Ein gemütliches Bierchen süffeln und mit Freunden in den lauwarmen Sommerabend hineinschwatzen, zirpende Grillen um die Veranda und John Irving lesen, das erfrischende Schlagen der Spielkarten aus Anlaß friedfertigen Terrassen-Zockens und auch das der flachen Hand auf freiliegende Körperpartien ... ! Und dann das kurze Hinwegschnippen der in ihrem kleinen Blutrinnsal auch noch ersaufenden Insektenleichen? Niente. Muße ohne Chance. Das Angebot erdrückt. Ein mörderischer Sommer.

Warum nur kann steif zelebrierte Festival-Stimmung nicht hinterm Arlberg und rund um die Feste Salzburg bleiben? Warum nur lassen die oberen Zehntausend nicht davon ab, sich schon am frühen Nachmittag in ihren Abendroben durch glühendheiße Innenstädte zu schleppen und für ihr „bon vivre” so auch noch zu werben? Dann packt's die breite Schicht. Allsommerlich.

„Wir haben versucht, heuer keinen Mozart ins Programm zu nehmen, aber die von uns verpflichteten Ensembles haben uns einfach welchen angeboten”, zucken allerorts die immer wieder Juni, Juli, August sehr engagierten Veranstalter unschuldig ihre Schultern. Warm wird ihnen da ums musikalische Herz, gleich in dutzendfacher Variation zu je zwölf bis fünfzehn, nach den Gipfeln der Genüsse greifend mit zwanzig Konzerten. In Stiften, Höfen, Schlössern und Burgen, in jedem kunsthistorisch nur einen Deut interessanten Raum, so peripher der akustisch auch taugen mag. Kein Gemeinplatz: Auch Hauptplätze neigen zu Klangplätzen.

Konsequent, den Schicksalsgöttinnen und deren Spinnerfahrung gleich, haben die Musen ihr Netz der Sommerveranstaltungen von Jahr zu Jahr engmaschiger geknüpft. Dicke Stränge darin sind nicht mehr aufzulösen, abzuschneiden schon gar nicht.
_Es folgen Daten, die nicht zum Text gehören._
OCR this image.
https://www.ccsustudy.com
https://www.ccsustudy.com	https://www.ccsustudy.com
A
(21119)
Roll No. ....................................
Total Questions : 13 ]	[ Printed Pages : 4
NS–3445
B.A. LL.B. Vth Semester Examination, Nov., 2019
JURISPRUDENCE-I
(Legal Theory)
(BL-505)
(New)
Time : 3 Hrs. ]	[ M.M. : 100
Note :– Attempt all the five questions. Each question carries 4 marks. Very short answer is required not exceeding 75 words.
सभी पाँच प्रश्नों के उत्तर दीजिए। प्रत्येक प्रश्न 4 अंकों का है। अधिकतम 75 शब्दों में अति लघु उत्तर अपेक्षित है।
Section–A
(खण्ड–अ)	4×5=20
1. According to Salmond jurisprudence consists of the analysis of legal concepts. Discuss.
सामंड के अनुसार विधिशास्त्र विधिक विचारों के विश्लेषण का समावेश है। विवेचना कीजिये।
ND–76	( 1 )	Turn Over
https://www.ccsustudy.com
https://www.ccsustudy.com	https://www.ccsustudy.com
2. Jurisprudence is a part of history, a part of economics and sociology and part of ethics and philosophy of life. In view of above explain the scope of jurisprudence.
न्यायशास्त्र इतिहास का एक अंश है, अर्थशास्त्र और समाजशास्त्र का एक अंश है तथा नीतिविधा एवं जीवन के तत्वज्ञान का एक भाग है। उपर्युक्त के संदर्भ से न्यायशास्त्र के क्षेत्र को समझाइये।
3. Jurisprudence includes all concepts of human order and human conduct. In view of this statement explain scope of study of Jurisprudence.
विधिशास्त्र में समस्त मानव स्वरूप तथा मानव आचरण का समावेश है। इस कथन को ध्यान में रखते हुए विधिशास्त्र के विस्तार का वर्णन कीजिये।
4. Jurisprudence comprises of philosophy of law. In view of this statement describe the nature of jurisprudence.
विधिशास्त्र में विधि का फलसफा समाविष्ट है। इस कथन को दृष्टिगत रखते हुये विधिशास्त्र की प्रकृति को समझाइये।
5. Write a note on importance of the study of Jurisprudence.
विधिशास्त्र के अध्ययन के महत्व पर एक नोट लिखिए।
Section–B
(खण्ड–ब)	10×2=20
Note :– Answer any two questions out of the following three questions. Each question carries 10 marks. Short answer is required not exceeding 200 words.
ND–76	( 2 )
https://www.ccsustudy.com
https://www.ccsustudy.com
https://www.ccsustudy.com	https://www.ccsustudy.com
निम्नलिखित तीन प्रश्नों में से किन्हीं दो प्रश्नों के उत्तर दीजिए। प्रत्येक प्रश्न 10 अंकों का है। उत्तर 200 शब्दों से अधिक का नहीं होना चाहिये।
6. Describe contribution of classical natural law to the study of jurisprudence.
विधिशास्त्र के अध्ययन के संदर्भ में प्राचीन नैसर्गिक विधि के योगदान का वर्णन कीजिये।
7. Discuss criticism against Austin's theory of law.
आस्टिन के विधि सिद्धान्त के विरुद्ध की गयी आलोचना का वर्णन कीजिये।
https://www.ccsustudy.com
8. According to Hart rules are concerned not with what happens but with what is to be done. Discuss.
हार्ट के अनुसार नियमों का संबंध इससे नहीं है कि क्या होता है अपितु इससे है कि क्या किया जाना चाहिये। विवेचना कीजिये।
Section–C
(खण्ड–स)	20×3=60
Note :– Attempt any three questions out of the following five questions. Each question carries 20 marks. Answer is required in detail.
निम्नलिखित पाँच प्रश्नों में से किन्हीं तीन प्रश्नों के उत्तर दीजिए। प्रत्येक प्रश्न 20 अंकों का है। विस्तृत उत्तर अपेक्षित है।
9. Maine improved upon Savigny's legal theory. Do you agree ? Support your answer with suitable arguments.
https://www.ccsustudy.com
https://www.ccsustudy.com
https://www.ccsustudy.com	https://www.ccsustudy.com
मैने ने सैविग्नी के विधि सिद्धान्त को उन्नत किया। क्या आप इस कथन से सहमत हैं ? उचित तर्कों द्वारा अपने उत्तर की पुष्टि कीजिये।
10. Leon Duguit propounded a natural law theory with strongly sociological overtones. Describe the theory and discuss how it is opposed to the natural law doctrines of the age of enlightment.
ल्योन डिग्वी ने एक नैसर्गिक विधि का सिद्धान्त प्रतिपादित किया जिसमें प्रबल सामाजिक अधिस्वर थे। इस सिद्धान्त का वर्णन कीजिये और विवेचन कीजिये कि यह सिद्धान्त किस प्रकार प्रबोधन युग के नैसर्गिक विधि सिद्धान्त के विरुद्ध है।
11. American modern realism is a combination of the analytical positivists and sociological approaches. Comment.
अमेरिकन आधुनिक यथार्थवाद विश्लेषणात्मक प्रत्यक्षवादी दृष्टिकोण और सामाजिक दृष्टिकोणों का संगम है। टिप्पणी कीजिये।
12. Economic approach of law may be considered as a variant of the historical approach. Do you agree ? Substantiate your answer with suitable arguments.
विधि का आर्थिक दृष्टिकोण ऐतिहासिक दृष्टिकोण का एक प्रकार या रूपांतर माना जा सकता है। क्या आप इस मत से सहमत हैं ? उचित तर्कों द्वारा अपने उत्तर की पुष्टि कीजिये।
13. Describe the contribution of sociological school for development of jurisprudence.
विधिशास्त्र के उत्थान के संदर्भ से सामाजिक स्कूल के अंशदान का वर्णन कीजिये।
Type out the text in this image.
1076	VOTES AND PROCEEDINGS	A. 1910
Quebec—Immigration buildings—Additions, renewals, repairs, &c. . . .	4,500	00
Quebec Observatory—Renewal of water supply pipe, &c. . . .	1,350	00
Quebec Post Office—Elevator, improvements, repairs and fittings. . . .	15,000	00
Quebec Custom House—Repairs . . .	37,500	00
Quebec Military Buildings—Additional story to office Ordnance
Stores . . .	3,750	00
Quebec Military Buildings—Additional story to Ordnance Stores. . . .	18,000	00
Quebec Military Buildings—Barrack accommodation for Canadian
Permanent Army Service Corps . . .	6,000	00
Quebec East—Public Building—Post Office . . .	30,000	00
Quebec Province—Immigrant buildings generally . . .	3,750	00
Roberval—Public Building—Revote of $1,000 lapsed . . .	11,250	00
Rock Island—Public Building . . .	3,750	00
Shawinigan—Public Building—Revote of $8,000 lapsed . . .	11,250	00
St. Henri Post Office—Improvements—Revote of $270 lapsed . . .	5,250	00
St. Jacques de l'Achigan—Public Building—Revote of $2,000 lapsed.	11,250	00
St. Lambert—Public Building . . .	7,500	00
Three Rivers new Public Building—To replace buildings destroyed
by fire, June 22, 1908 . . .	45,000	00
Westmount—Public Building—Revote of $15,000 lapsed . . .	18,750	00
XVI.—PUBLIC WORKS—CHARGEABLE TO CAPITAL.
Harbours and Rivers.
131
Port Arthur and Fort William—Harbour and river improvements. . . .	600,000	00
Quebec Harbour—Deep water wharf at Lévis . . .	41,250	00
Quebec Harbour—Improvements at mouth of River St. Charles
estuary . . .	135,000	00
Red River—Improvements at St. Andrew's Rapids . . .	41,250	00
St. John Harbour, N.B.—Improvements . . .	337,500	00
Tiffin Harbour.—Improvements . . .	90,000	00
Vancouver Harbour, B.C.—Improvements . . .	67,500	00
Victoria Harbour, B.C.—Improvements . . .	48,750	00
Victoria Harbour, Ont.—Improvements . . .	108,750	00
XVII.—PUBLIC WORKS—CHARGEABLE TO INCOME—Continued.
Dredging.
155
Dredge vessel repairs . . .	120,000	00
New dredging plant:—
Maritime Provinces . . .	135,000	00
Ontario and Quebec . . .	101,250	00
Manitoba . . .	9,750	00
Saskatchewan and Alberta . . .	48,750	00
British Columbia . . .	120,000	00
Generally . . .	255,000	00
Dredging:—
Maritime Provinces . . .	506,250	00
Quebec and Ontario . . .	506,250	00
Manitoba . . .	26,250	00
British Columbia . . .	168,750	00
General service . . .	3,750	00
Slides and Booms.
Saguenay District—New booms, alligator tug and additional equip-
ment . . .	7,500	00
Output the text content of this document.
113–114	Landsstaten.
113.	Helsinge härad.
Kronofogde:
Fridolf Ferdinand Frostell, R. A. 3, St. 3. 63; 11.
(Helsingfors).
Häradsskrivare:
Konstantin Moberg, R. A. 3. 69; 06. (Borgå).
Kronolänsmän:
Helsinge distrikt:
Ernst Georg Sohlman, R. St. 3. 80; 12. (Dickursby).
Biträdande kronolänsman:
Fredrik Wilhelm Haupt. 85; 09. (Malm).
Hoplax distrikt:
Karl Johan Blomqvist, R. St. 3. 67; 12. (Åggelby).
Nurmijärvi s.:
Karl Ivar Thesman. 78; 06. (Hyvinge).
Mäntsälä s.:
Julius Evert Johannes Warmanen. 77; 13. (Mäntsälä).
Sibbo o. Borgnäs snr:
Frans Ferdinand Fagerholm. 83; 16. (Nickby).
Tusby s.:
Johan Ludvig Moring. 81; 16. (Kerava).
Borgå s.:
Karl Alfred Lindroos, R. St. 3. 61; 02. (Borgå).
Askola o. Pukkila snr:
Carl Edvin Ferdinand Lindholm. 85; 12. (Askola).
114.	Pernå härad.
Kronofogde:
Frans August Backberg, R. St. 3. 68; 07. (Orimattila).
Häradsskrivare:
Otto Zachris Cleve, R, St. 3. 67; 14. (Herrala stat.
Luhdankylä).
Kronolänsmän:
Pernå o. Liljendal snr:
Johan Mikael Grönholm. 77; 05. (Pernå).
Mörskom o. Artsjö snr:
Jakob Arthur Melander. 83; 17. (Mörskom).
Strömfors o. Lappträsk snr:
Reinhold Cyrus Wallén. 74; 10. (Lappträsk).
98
Denn was schon/noch vermag ein Pflasterspektakel? Wo sich doch in den letzten Wochen regelmäßig ein Spitzenmusiker auf seinen Knie-pölstern in der Fuzo niederläßt, um mit zwei Stricknadeln seiner behelfsmäßigen Tonleiter von dreißig bis vierzig Gläsern (jedes mit unterschiedlichem Wasserstand) Klassik zu entlocken. Billig gibt's sich der Junge nicht: Prokofjews „Hummelflug” etwa, die Ohrwürmer von Bi-zets „Carmen”. Schlichter Waaaahnsinnü!

Was schwimmt da also schon im Musennetz? Eine Vielzahl mittelgroßer Fische, die guten Willens an Land gezogen werden. Da liegt dann so ein glitschig Sommerding in der kulturell prüfenden Hand. Zum Ins-Hirn-und-Gefühl-Dünsten-Lassen taugt fast nichts. Geschmack und Genuß finden sich kaum. So fällt den Wogen und Wellen des Vergessens, die bald darüberschwappen, sobald das schmale Sommerfischerl wieder drin zappeln darf, vieles anheim.

Große Beute? Oho, der Angler wird lateinisch. Also: Größere Beute? Nunja, die Mauthausner ziehen Ende Juni Jura Soyfers „Astoria” in ihr „Theater im Hof”, die seriöseste, weil professionellste unter aller Boulevardkost in Tillysburg gibt sich im trüben Gewässer noch nicht zu erkennen. „Theater mitten in der Welt” taucht ein absolut unbekanntes Machwerk eines gewissen flämischen Dramatikers Michel de Ghelderode in ein Raum- und Wahrnehmungserlebnis, was immer das werden soll. Immerhin wollen sie ihren sommertheatralischen Stein des Anstos-ses achtmal über die von sonst keinerlei Windkräusel gestörte glatte wäßrige Theateroberfläche springen lassen.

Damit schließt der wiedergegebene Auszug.